Stefan Esser has a really good article about how MySQL and SQL truncate columns which can lead to security holes. He uses a good example of a column that has a width of 16 chars but he submits something with 17 chars. Obviously enforcing length is one way to enforce that, even if it almost never happens. But one other thing came to mind.

Harkening back to my days of reading Rain Forrest Puppy’s papers, I realized that often times the code does a straight regex or string matching. Eg: if ($username eq “admin”) { fail(); } but if the $username was “admin    ” it clearly will fail the string match since it’s not an exact match, but it will have the same net effect in the database of passing the check and allowing you to access the admin data. Likewise padding in front of the username will have the same effect in some cases - depending on how the SQL query is constructed (if it’s encapsulated). Anyway, good article, go read it!

On good authority I was told to take a good hard look at the newly proposed HTML 5.0 spec that’s floating around the WHATWG. Firstly my eyes went to the new video and audio tags which are meant to help users deal with the apparently confusing nature of the fact that we have img tags instead of just using embed for everything. Personally I think that’s just a horrible idea that’s going to break a lot of blacklists out there and potentially open more security holes depending if the scriptable video objects are allowed, but there you have it.

Anyway, so then my eyes glanced across the new iframe spec and lo and behold I saw a miracle. Someone over at the WHATWG was really paying attention. Firstly, there’s a new parameter called sandbox which is similar in many respects to IE’s proprietary security=”restricted” parameter but with more granular controls. That’s not necessarily a good thing if you don’t like being framed, but it does give websites more control over what happens to their site once they frame a site that turns out to be bad.

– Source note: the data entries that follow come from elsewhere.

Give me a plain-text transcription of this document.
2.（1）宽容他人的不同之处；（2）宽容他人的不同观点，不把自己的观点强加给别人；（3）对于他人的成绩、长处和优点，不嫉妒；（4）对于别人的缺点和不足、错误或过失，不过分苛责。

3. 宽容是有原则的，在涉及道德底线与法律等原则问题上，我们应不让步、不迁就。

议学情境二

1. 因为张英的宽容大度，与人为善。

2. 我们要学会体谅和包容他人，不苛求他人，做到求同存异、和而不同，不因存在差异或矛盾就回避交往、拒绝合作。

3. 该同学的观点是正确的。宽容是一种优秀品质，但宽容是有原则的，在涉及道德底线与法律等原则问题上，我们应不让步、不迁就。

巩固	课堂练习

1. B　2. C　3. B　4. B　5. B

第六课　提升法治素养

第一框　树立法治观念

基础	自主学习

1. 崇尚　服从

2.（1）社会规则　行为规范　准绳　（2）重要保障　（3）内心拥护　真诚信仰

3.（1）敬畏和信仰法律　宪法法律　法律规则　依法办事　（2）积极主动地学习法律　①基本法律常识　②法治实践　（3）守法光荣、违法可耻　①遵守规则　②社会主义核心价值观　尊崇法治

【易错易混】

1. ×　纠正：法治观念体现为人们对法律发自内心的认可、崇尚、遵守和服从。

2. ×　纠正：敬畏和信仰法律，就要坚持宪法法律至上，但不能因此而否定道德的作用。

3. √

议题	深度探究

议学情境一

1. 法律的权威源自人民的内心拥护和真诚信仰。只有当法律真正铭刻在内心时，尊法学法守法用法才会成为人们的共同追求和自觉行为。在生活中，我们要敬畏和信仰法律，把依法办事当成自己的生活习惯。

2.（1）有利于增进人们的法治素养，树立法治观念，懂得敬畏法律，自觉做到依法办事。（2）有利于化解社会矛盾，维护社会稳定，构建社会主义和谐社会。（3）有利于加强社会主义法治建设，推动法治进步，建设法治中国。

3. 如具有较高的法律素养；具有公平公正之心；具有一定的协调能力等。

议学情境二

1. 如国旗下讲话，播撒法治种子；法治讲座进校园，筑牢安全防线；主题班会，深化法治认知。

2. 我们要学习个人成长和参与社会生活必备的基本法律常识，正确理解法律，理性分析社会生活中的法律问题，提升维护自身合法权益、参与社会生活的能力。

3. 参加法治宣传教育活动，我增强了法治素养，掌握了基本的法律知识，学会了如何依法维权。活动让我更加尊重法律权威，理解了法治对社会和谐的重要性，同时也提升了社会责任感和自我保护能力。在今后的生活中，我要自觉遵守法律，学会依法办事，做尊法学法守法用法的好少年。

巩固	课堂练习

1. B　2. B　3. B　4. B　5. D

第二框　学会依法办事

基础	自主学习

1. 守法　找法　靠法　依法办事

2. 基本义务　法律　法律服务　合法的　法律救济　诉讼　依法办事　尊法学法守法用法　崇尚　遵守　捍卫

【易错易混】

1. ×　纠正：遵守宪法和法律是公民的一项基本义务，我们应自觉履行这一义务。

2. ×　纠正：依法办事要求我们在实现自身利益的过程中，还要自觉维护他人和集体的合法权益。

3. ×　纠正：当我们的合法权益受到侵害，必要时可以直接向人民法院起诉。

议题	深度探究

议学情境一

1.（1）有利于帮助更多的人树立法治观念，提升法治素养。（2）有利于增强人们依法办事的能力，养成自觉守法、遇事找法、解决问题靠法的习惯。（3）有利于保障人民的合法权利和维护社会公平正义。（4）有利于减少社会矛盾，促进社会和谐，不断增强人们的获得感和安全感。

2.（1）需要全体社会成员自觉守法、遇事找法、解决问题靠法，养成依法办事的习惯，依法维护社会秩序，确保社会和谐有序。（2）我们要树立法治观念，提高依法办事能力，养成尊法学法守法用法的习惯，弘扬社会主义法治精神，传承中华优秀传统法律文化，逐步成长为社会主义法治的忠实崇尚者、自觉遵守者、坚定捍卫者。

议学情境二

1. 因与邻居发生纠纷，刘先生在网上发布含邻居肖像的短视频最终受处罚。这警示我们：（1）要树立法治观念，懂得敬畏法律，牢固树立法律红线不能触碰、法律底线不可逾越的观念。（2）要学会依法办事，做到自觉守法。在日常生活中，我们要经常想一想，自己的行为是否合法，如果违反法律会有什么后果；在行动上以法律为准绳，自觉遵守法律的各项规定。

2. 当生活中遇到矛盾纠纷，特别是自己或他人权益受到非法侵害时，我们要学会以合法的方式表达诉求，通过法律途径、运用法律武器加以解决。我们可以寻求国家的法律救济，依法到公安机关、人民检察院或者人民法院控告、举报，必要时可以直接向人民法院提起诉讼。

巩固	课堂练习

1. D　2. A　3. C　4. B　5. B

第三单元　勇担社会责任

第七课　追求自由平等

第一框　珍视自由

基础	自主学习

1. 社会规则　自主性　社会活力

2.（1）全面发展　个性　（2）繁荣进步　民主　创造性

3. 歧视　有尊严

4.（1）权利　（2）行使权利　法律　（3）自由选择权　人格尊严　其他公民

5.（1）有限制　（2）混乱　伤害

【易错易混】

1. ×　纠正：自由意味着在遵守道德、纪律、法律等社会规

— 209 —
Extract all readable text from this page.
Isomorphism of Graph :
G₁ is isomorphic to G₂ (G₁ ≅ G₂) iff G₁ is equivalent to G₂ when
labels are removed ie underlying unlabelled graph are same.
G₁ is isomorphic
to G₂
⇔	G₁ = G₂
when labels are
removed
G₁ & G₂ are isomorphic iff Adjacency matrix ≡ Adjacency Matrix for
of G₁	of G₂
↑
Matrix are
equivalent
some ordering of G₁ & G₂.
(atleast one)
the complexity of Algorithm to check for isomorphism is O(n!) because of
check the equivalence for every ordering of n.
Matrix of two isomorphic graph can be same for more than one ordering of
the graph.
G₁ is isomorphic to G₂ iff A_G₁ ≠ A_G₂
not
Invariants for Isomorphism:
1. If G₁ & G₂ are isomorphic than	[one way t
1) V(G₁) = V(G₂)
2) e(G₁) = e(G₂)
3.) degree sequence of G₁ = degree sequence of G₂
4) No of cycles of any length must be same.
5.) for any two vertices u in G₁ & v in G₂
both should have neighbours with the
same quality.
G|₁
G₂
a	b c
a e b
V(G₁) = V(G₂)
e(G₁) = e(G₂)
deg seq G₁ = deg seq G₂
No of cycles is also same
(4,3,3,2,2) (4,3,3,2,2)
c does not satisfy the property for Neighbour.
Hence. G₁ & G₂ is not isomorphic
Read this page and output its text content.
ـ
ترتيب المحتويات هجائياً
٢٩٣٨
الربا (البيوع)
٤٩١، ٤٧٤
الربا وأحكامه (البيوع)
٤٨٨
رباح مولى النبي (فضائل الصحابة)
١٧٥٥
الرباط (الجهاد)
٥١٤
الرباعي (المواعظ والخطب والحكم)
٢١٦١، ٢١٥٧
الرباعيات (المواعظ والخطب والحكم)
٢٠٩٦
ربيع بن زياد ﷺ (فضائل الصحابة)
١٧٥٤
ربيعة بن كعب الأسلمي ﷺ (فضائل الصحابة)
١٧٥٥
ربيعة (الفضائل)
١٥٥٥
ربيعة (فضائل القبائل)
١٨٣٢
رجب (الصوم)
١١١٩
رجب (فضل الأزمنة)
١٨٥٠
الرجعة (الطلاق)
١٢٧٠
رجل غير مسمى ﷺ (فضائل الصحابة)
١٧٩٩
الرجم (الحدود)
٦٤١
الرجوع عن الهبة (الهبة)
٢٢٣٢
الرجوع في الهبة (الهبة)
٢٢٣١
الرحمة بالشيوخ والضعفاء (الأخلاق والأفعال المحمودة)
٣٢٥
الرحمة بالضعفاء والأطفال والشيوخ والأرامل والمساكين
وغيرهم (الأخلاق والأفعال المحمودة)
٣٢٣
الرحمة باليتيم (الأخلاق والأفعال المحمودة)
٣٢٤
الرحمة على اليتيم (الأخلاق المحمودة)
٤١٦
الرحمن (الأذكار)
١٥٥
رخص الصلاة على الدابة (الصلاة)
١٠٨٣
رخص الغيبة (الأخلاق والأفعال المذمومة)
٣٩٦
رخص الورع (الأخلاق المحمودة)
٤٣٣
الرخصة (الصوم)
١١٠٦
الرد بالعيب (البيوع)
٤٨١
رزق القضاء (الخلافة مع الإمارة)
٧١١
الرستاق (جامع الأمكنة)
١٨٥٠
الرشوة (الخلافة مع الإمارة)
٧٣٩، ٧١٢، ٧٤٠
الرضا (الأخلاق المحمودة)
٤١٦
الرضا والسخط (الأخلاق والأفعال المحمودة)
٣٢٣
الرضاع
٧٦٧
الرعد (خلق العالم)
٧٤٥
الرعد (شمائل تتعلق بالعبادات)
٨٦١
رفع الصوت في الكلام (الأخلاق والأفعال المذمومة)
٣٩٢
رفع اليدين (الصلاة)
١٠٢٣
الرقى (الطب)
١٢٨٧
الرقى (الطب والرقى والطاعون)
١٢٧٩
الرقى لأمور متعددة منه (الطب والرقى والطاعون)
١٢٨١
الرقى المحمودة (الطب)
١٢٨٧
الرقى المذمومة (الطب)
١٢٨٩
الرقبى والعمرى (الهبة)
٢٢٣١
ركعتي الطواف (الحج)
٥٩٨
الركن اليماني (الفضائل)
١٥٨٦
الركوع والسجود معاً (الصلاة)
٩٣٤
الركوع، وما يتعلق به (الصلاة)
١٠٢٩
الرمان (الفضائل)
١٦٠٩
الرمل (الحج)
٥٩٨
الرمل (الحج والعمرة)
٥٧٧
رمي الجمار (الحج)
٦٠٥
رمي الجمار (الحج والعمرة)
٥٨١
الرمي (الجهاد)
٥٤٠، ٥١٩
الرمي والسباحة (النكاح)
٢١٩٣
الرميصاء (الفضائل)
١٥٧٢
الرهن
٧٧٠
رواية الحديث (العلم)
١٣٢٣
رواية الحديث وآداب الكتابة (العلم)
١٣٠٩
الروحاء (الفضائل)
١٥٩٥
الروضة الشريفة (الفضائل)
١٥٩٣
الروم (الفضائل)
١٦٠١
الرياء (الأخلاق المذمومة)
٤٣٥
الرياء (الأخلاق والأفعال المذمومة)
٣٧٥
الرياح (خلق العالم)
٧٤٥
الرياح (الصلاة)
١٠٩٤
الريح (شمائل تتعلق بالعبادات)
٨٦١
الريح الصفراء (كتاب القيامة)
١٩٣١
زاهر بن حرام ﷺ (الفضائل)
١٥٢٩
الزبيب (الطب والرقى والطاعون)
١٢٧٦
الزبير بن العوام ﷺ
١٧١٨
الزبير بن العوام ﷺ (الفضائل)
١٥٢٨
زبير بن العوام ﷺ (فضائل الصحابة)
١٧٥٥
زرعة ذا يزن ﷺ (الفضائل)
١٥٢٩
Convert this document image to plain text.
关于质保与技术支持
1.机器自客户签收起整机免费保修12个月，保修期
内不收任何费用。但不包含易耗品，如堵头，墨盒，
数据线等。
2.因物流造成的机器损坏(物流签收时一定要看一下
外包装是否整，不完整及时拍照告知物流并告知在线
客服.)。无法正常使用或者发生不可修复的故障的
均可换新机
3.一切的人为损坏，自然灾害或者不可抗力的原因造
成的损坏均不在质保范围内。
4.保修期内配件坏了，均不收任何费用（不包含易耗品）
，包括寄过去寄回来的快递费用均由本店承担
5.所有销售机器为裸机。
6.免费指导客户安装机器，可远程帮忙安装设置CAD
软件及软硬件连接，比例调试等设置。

But more importantly there is another new parameter called seamless which will allow a page of the same origin domain to iframe a page without having all the usability issues (double scroll bars, _self targets and so on) of the original iframe model. That’s great news for websites that want to frame and control a page on their own domain (a la content restrictions) without all the crazy usability issues with iframes. There’s some other security concerns with allowing content to be accessible on your site - there needs to be some tag to disallow rendering unless it’s embedded within an iframe to prevent someone from calling the malicious child frame directly. However, this is a big step forward in the right direction.

I’ve been meaning to write something about this for a while now, and a number of people have known and used this for a while too, but one of the most helpful tools out there for identifying subdomains of any given target is MSN IP search. I think Fierce is way better for finding subdomains if they aren’t on the same IP, but MSN IP search is way better at finding subdomains on the same IP.

Why is that important? Well, it turns out that a lot of companies use shared hosting, and as we all know, unless they have taken extreme steps to protect their clients, the hosting environments are basically saying that any compromise of any client means complete compromise of any of the other clients on the same machine. Great. So I created a small bookmarket that interfaces with MSN IP search. If you use Firefox, just drag it to your bookmarks and just go to a webpage of choice (other than ha.ckers.org ) and click the bookmarklet. It sends the domain to ha.ckers.org which performs an IP lookup and forwards the browser back to MSN with the IP for that domain. It’s that simple. You’d be amazed how many companies use shared hosting.